Differential dataflow is a library that lets you write simple dataflow programs and a) then runs them in parallel and b) efficiently updates the outputs when new inputs arrive. Compared to competition like spark and kafka streams, it can handle more complex computations and provides dramatically better throughput and latency while using much less memory.
But I'm only aware of a few companies that use it in production, even though it's been around for 5 years.
- It's missing some important feature, like persistence?
- It's had very little advertising?
- The api is too hard to use?
- The docs / tutorials are not good enough?
- Rust is intimidating?
- No company to provide paid support?
These all seem plausible, but it's not clear which are most important.
Even more surprising is that noone has copied the ideas into some enterprise friendly java monstrosity - despite the fact that differential dataflow is open source and is explained in depth in many papers and blog posts.
If you considered using differential dataflow and decided against, please let me know why.
(To clarify for many fine but confused commenters - I did not make differential dataflow. I'm just trying to find out what more needs to be done to be useful in that niche.)
Reasons given fell in a few buckets:
- Never heard of differential dataflow
- Want a complete drop-in solution (builtin integrations for various other tools, orchestration, monitoring, support, hosting etc) rather than a choose-your-own-adventure library
- Api too difficult / docs not good enough
- Want to handle late arriving data
Materialize is doing a good job with 1-3 already.
I think differential dataflow actually can handle 4, since it can handle bitemporal timestamps, but this isn't something that has been well tested or advertised. That might be worth experimenting with. UPDATE: Frank McSherry posted a video demo.
All of the people in group 2 talked about typical data processing tasks, but people in group 3 had a much wider range of tasks including large-scale code analysis and monitoring systems with strong latency/consistency requirements.
Group 3 includes many people who seriously evaluated DD but couldn't get past the hello world stage, but also several people who are using DD because nothing else can handle their requirements, but still complain that the api is difficult to use.
Api complaints included:
- where is all the state? where do all these map/reduce calls actually end up living?
- which operators are internally stateful? how much memory will this use? how can I monitor how much memory each operator is using?

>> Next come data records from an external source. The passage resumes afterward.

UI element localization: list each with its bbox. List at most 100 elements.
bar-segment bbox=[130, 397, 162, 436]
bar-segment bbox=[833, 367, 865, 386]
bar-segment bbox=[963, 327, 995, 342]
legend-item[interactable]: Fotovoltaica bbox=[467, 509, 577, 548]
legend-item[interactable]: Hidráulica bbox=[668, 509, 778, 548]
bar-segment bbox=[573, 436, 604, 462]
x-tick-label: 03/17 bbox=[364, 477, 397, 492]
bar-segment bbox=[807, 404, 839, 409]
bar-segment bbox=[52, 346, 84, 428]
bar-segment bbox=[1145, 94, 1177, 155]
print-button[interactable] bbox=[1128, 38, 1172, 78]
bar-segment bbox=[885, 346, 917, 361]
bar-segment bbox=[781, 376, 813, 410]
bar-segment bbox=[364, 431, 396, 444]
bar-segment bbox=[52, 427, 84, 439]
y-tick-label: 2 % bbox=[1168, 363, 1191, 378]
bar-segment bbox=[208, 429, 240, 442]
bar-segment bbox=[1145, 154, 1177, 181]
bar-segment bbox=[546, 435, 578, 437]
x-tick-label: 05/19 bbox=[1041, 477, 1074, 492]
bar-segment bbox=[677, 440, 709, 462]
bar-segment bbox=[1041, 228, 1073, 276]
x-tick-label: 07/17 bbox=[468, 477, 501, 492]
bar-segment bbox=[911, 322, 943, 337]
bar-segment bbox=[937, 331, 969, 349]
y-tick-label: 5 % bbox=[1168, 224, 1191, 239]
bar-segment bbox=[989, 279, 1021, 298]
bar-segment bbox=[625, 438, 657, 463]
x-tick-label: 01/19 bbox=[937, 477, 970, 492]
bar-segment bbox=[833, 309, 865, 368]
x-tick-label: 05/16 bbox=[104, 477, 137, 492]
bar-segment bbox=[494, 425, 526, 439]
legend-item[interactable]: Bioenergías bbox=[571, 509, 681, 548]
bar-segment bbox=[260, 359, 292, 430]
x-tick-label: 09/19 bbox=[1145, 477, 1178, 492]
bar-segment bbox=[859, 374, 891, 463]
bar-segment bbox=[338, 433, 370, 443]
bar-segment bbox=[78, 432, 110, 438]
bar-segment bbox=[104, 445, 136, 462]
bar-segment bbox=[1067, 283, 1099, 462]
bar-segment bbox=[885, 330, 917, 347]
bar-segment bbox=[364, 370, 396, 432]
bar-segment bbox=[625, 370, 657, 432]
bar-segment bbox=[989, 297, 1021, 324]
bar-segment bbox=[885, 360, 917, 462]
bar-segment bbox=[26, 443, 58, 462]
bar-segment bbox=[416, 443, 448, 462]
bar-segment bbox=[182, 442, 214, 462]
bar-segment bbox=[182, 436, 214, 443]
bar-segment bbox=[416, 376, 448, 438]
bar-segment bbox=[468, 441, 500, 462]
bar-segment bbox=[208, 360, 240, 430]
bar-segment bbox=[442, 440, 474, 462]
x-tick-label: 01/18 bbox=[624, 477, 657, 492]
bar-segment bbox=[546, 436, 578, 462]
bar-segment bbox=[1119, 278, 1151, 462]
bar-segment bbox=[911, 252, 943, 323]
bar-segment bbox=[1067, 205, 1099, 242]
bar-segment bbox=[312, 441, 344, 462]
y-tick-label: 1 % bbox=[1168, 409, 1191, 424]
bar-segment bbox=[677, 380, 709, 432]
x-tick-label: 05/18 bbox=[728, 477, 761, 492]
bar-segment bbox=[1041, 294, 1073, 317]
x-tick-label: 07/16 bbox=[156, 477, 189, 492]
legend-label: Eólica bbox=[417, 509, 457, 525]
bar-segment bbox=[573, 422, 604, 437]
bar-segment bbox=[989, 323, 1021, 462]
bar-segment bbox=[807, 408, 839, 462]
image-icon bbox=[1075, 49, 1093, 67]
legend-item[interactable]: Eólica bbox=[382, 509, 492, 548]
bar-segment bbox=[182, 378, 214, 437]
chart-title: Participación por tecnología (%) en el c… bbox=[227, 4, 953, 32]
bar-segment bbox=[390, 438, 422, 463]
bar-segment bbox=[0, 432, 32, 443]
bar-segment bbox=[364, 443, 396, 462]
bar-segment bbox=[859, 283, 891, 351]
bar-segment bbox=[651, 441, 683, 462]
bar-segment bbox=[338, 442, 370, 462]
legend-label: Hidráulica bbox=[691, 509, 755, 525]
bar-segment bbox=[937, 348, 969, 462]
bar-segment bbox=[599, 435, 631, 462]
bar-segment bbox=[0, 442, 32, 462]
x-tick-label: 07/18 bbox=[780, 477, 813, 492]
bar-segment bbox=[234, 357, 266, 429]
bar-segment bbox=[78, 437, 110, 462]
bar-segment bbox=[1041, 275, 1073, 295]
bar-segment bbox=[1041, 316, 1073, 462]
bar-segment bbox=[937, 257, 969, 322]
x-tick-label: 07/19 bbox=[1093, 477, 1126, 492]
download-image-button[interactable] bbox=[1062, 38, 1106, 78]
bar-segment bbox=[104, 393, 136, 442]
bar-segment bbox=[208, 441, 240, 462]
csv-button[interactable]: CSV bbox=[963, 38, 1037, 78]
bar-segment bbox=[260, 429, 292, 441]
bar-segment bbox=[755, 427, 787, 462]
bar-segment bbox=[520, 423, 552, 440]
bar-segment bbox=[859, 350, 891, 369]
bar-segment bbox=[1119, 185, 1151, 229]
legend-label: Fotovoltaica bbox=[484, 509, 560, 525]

- too many single-letter type variables with unhelpfully-named bounds
- hard to figure out why various traits (eg Data) are not being satisfied
- hard to know what methods are available on a collection because they're all in trait impls with complicated bounds
- losing track of column names when everything is a tuple
- how to feed live data in - examples all show loading static data from a file
- how to get data out, especially how to pull results instead of pushing them
- hard to integrate threaded workers with tokio executors
It sounds like there is some demand for a DD-like tool that:
- has a simplified, opinionated api
- is easy to call from other languages
- is easy to target as a compiler backend
- is easy to integrate into other event loops
This seems like a very distinct niche from the kafka/spark/flink niche that materialize is targeting - somewhere along a similar dimension to sqlite vs snowflake.